The Ghost of Christmas' Past
About five years ago we decided to start trying to put a little extra “oomph” into our Christmas services. We’d been doing a Christmas concert for years but it wasn’t part of our weekend service experience and it wasn’t really a big focus for us as a church. It was a concert filled with typical Christmas music on a Wednesday night. One of the first ideas we came up with shortly after forming our creative team in 2005 was to really expand our Christmas experience. Since then, our Christmas services have really become a huge deal around here and a lot of effort and planning go into crafting them.
Obviously, we’re not the only church who does this. We know that, like us, so many of you are working really hard right now to put together some incredible Christmas experiences for your communities and, like us, you’re sweating every song, every word, every video, and every detail. So here’s the deal. I thought it’d be fun to post our last five Christmas services in an effort to show the journey that we’ve been through the last five years and to hopefully spark some creative thinking for you and your team.
You’ll notice straight away that we’ve come a long way since 2005! You’ll also notice that some things worked really well and some... not so well, but I wouldn’t trade these experiences for anything because they’ve been a great teacher. Really, this was our first attempt at anything like this and I’ll be honest, we were so proud of this service. We started planning this thing so late, we had no production budget, and the stage was made up of a giant REAL Christmas tree and fiber optic curtain.
This year we hired Daniel Connell as our lighting designer. We were so impressed with the job he did that we hired him! The opening sketch was heavily influenced by a Willow Creek sketch and watching it back it seems REALLY LONG! We went for a big band feel and it’s a little on the cheesy side, but the trade off is that the big band is always pretty warm.
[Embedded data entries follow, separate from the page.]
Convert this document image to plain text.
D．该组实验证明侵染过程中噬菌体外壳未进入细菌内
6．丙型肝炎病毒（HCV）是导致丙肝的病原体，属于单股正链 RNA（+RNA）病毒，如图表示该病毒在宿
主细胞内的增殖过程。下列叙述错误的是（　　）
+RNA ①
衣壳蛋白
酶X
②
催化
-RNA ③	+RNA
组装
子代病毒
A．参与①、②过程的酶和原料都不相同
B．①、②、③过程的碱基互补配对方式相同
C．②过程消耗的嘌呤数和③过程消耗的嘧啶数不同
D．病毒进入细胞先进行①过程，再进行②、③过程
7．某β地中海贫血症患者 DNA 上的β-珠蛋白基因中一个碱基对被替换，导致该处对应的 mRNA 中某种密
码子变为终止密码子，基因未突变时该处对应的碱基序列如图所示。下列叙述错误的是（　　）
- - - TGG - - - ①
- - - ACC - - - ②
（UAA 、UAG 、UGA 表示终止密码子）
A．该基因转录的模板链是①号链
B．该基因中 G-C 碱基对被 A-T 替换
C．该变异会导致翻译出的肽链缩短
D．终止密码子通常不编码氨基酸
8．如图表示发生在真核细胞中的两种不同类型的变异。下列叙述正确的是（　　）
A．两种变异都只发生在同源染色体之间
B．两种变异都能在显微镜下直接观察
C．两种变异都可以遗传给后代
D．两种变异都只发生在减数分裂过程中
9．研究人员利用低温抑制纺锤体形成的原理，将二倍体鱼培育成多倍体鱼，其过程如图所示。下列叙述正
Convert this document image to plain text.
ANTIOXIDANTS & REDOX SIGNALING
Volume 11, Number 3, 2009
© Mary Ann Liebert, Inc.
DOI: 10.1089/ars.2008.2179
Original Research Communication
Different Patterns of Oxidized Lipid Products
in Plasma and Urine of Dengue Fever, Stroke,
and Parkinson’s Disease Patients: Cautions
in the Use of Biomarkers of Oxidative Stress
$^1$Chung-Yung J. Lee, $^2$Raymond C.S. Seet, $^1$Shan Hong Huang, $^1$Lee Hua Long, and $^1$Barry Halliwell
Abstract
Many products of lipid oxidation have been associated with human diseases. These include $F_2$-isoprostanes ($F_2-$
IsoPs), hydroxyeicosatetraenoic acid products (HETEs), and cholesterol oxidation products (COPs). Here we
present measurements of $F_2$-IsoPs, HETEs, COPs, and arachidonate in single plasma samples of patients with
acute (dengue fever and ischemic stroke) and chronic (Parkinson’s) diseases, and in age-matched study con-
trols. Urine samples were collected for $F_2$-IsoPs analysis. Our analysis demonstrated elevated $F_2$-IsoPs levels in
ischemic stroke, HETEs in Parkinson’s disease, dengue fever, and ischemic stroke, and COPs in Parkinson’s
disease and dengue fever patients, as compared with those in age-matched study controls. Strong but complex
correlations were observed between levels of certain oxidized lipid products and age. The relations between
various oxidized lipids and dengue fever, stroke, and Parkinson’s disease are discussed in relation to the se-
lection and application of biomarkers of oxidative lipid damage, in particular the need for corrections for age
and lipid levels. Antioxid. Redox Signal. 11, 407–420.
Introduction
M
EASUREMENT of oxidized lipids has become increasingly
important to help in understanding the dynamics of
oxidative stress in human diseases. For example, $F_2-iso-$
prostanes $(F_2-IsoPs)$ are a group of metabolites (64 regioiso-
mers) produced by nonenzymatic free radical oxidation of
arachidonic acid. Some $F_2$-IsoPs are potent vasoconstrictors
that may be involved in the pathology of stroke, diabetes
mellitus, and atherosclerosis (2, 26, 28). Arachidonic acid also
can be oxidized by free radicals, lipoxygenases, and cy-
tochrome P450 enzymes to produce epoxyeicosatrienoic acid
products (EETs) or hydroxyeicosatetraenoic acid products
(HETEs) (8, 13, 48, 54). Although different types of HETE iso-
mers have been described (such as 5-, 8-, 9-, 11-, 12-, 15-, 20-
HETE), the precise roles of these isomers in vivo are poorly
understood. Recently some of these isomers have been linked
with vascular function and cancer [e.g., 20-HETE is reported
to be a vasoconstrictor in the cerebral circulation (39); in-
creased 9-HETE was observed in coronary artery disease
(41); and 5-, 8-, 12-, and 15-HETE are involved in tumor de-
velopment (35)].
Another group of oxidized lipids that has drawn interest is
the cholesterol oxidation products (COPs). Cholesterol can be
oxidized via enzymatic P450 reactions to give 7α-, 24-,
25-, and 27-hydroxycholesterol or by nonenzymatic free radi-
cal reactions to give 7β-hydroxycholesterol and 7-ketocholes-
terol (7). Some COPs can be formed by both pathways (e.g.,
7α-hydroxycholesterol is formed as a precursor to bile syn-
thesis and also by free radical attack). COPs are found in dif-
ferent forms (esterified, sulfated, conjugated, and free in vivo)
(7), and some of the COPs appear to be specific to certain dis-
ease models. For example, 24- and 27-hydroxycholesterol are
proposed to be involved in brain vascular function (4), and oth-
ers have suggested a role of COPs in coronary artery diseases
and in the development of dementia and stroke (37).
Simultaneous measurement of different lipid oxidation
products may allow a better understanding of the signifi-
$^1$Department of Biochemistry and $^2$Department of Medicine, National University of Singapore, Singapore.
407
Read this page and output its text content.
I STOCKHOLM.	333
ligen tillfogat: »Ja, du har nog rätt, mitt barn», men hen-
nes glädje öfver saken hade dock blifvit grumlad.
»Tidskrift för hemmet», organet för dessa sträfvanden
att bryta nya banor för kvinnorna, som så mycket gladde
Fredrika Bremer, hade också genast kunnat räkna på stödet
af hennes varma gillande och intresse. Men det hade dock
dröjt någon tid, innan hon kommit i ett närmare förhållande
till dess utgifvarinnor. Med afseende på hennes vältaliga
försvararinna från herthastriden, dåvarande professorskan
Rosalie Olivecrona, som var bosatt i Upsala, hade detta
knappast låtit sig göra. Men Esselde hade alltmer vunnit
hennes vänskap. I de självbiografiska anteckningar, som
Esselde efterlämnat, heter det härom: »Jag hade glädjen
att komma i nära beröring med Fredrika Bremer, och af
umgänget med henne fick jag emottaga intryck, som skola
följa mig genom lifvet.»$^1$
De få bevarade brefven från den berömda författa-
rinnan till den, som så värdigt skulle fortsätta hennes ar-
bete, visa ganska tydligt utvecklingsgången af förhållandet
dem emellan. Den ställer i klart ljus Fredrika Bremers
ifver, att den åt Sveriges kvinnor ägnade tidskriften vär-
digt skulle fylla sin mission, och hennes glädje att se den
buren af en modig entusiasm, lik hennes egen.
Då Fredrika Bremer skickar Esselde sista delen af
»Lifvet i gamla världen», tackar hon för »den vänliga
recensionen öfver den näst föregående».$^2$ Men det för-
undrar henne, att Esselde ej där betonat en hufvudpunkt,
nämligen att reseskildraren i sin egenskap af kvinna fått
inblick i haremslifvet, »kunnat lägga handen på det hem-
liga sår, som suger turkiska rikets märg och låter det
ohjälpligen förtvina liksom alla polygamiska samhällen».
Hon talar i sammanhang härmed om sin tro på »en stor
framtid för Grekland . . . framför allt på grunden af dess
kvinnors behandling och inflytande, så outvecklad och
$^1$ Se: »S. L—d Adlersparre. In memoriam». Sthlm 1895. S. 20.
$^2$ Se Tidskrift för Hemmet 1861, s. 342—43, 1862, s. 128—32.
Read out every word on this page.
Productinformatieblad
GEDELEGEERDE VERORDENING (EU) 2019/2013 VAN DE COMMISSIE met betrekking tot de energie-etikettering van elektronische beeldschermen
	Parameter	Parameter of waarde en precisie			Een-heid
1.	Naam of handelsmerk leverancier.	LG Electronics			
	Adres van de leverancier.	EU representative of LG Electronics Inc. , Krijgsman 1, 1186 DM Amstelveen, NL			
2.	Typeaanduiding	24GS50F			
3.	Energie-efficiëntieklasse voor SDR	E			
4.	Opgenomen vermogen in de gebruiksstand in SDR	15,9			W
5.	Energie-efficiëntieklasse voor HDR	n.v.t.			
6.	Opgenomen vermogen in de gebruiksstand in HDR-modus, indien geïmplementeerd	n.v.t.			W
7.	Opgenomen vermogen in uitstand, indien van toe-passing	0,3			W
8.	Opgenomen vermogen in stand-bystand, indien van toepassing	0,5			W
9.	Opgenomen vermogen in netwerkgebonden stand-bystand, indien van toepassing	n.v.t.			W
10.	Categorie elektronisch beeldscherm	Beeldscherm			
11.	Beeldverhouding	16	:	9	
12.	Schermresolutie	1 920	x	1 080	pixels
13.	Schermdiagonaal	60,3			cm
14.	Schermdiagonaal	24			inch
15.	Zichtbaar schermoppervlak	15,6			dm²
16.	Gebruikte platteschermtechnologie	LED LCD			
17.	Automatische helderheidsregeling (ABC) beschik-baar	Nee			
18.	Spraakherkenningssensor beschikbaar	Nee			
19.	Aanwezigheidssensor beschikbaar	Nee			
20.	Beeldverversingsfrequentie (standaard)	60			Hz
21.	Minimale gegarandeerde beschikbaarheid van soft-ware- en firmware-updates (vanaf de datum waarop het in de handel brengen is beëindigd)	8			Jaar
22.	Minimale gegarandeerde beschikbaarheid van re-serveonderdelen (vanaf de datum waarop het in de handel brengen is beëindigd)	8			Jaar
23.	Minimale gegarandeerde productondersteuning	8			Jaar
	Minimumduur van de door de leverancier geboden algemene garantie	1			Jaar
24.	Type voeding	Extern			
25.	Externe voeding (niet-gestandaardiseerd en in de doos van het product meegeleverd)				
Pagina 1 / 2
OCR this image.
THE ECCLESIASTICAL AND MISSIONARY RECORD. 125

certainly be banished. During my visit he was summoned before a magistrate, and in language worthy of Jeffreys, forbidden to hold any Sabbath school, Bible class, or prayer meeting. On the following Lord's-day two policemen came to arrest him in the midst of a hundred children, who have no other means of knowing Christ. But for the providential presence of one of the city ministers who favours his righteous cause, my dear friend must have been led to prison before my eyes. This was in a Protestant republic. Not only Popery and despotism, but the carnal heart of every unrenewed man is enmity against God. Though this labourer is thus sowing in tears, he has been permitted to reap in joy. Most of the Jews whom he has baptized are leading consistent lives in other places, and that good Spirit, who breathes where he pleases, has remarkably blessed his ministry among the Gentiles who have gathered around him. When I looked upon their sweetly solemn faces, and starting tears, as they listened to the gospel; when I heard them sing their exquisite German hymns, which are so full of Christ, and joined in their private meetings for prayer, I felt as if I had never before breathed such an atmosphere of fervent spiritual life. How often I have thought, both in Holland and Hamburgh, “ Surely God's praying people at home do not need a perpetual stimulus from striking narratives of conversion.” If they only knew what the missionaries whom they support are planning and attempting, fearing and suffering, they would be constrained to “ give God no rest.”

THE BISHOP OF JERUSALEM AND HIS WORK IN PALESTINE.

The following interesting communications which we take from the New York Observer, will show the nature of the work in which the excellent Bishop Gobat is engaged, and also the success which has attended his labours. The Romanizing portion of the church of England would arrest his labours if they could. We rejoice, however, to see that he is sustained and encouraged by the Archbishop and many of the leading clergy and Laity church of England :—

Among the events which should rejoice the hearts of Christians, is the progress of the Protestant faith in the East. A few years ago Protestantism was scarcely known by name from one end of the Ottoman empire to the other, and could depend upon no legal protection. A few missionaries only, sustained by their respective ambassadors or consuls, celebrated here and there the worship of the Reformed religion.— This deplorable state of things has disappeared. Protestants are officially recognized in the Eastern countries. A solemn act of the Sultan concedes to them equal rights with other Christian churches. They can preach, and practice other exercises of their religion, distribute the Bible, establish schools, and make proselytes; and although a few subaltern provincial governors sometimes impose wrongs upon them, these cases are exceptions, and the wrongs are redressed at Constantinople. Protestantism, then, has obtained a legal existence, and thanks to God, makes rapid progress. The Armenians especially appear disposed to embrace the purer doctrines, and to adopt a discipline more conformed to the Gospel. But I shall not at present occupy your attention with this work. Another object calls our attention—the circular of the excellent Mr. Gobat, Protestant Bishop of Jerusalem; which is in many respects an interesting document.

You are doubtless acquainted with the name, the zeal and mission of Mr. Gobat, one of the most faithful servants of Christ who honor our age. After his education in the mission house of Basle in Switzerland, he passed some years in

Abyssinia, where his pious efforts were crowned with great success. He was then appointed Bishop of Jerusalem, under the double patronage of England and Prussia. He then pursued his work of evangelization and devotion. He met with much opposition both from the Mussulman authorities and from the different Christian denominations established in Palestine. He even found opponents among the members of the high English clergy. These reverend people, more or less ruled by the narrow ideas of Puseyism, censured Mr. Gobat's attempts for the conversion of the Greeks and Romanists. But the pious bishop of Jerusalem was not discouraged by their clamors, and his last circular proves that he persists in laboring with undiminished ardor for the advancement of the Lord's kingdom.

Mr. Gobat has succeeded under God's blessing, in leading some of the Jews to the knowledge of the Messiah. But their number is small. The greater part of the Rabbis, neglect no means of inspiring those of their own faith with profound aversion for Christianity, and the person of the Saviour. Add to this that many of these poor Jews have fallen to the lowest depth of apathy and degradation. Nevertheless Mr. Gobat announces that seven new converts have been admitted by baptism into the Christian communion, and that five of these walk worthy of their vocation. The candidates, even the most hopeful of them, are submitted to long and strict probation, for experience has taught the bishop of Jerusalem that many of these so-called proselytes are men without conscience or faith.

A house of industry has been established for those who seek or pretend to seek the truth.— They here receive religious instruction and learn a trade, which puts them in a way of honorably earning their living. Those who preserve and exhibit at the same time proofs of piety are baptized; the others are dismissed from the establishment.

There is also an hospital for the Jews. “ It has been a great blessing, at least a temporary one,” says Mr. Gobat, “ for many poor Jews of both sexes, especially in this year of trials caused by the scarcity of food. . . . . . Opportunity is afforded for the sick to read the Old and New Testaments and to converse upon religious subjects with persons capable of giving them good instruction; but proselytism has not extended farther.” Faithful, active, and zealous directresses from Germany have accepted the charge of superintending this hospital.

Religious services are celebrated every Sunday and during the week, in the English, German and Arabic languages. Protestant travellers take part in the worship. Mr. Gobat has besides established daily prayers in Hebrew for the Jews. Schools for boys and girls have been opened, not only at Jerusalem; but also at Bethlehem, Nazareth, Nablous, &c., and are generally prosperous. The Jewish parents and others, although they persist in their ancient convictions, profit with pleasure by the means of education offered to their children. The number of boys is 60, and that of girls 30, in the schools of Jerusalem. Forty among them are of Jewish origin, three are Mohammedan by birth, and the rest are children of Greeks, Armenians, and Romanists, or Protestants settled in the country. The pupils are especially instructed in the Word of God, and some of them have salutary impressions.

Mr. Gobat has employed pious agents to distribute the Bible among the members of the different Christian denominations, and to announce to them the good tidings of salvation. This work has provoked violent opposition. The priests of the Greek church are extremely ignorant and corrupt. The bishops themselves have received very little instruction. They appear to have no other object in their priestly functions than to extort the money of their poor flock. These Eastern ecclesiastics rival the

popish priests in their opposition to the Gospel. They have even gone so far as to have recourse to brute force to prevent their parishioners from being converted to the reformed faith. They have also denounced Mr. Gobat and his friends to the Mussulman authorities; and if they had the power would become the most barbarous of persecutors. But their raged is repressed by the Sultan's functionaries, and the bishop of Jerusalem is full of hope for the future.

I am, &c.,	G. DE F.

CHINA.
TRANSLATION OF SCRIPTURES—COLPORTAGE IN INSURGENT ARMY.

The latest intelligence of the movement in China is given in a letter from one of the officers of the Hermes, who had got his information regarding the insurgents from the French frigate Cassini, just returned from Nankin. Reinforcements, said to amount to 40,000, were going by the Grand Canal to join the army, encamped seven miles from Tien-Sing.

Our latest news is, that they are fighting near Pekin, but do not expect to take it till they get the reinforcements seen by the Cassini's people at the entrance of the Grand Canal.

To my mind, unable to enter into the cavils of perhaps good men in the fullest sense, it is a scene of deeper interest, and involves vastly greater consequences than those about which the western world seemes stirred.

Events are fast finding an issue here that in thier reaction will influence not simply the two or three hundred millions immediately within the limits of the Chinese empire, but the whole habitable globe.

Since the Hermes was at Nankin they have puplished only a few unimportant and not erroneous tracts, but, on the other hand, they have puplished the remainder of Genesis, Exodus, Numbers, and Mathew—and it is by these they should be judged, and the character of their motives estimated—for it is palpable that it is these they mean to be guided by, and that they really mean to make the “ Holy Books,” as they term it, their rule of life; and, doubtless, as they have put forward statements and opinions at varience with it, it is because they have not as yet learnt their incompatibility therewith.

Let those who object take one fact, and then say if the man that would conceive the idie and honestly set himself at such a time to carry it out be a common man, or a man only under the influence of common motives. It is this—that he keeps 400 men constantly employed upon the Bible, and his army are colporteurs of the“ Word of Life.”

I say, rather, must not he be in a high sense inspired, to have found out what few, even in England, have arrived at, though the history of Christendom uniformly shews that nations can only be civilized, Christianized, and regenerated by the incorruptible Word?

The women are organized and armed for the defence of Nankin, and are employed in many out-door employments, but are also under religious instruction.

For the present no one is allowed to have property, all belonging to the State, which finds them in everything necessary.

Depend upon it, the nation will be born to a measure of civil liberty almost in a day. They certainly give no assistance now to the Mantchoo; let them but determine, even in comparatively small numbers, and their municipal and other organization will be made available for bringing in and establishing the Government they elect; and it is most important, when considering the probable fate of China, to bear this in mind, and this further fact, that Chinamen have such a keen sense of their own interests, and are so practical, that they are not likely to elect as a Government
This year was the first time we’d really jumped into the world of giant video screens and I’ll tell you, it was a lot harder to work with than what we ever anticipated. The challenge we ran into was making the stage feel warm. The giant video wall just felt a little soulless and we worked really hard to warm things up. We experimented with some cool ideas like putting the choir on video that worked pretty well. This set really had a pretty big wow factor and we got a lot of great feedback but putting it together was a nightmare (it weighed something like 30,000 pounds) for us and our production team.
For this year we really scaled back our Christmas production. We were just relaunching an outreach that we do at our camp (Dry Gulch U.S.A.) called The Christmas Train which reaches about 50,000 people a year. We hadn’t done the Christmas Train for the previous 3 years and so we went with a much more scaled back version knowing that much of our time would be spent getting the Christmas Train up and running.
2009 Celebrate With Family
We had just finished remodeling our auditorium in October and we knew we really wanted to do something special. For the first time ever we really tried to combine our Christmas Train outreach and our Christmas services and we saw a huge impact. We were packed out in every service until a GIANT blizzard blew through on Christmas eve. All in all we were really happy with the way our first ever Celebrate With Family event turned out.